Look at the example:

Input
s: "cbaebabacd" 
p: "abc"          n = 3 (size of p)

A = {1, 1, 1, 0, 0, 0, ... }  // p contains just 1a, 1b and 1c.

B = {1, 1, 1, 0, 0, 0, ... }  // initially, the first n-sized word contains this.

compare(A,B)

for i = n; i < size of s; i++ {
    B[ s[i-n] ]--;
    B[ s[ i ] ]++;
    compare(A,B)
}

and suppose that compare(A,B) prints the index always A matches B.

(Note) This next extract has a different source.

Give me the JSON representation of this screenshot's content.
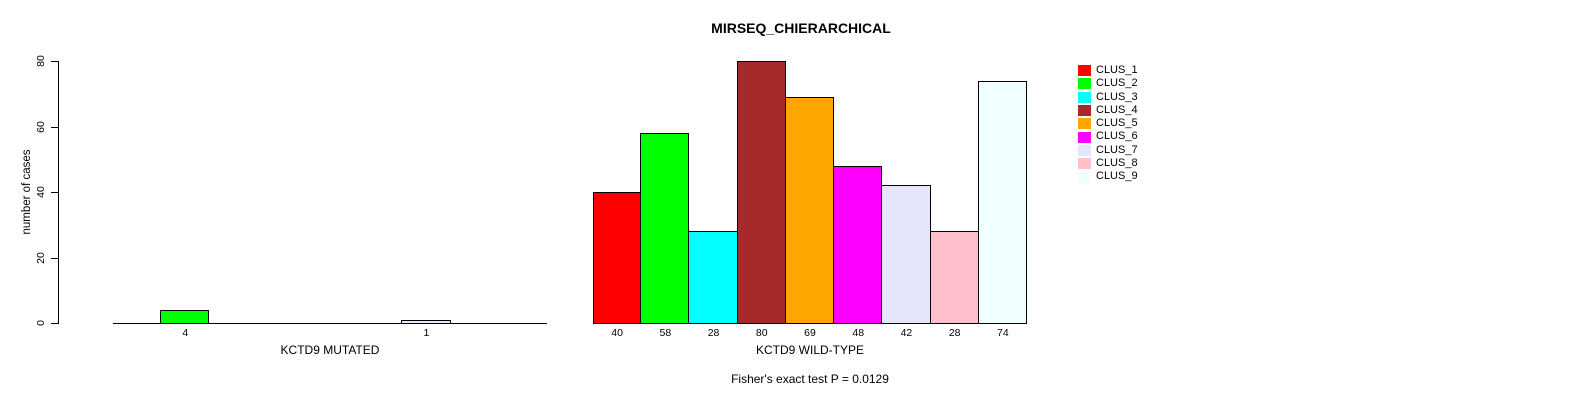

the total complexity will be:

first fill of A  = O(size of p)
first fill of B  = O(size of s)
first comparison = O(26)
for-loop = |s| * (2 + O(26)) = |s| * O(28) = O(28|s|) = O(size of s)
____________________________________________________________________
2 * O(size of s) + O(size of p) + O(26)

which is linear in size of s.

Answer 4

Your solution is the O(n) solution. The size of the s_map and p_map vectors is a constant (26) that doesn't depend on n. So the comparison between s_map and p_map takes a constant amount of time regardless of how big n is.

Your solution takes about 26 * n integer comparisons to complete, which is O(n).